SALT LAKE CITY (ABC 4 Sports) - The families of Randy Foye, Jamaal Tinsley and Chris Wingert all felt the affects of Hurricane Sandy.
SALT LAKE CITY (ABC 4 Sports) - Millions of families on the east coast have been affected by Hurricane Sandy, and Utah Jazz and Real Salt Lake players are not immune.

Jazz guard Randy Foye was born and raised in Newark, New Jersey, a town hit hard by the storm.

"It's just terrible," said Foye. "I couldn't get in touch with anyone [last night], even on their home lines. Even into this morning I haven't spoken with my grandmother or with the people who were taking care of my house. We tried last night and the phones were busy, and I tried this morning and everybody's cell phones were dead."

Jamaal Tinsley is a Brooklyn native and he had better luck reaching his family in New York.

"Everybody is safe," Tinsley said. "I spoke to my son's mom who lives in Jersey, and my son is doing good. All my family is there, but it's just something that we can't control. The good news is everybody is safe. I spoke with everybody and it was good hearing their voices. They've all got a good spirit."

Real Salt Lake defender Chris Wingert's family lives on Long Island, and while most of the area was devastated by the storm, Wingert's family made out alright.

"My parents are about a half a mile from the water," Wingert said. "So, that was enough to keep them from most of the damage, which is great. They feel very fortunate because 80 percent of Long Island is without power and somehow they still have it. But down by the water, homes and cars are just getting destroyed."

Glued to his television set, Foye couldn't believe the devastation and damage he witnessed in the town that he loves so much.

"There's a bridge that is close to our house," he said. "They were saying the waves were so high, they were jumping over it. That's like a 25-foot jump. I hope that everything is OK back there, but we'll see."

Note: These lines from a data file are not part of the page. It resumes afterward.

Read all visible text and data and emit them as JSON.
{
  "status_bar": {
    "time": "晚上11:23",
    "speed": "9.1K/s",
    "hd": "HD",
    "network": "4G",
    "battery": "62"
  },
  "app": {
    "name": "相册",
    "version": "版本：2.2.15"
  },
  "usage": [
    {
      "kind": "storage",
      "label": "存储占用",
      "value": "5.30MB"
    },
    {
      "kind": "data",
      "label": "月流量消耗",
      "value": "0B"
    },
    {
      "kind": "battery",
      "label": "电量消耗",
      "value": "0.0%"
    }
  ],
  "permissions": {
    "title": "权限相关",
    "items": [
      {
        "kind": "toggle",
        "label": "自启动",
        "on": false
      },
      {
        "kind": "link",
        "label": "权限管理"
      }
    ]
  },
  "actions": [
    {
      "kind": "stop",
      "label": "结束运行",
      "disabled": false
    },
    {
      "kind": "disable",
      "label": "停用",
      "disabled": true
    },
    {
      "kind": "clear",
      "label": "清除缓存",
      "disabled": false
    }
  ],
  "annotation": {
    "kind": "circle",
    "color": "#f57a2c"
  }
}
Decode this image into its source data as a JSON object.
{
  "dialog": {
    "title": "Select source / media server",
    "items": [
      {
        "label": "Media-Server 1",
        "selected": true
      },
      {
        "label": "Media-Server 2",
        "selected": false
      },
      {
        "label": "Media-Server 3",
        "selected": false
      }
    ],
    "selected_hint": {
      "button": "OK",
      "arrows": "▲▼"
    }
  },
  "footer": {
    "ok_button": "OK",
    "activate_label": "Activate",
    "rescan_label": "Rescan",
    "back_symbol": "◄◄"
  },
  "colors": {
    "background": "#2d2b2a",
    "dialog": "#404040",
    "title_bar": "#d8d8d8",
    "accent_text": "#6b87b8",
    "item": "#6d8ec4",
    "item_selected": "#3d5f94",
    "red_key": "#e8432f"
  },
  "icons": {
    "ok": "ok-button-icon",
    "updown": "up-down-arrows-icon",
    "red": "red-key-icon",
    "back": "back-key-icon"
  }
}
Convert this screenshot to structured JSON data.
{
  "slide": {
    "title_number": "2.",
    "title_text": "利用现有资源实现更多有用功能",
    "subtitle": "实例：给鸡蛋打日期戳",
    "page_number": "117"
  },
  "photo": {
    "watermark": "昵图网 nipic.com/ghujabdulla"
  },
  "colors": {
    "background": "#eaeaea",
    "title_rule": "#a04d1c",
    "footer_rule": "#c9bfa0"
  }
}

"It really surprised me," said Tinsley. "To see all the building like that and the wind just taking over like that. You had things flying around in the city, it's tough to see."

All three players are heavily involved in their hometown communities, and they are not going to wait until the off-season to lend their support.

"We're going to try to do something right away," said Foye, who has a foundation based in Newark. "We're always doing food drives, coat drives and things of that nature. So, we're going to help out soon."

The Jazz open the NBA season tomorrow night, while Real Salt Lake kicks off the MLS playoffs Friday. But while the hearts of these three players are all with their families back east, they know they have jobs to do here in Utah.

"It's not going to be a distraction," said Tinsley. "I spoke to my people and everybody is safe. School is closed down so everybody is indoors, so knowing that everybody is good helps my peace of mind out here."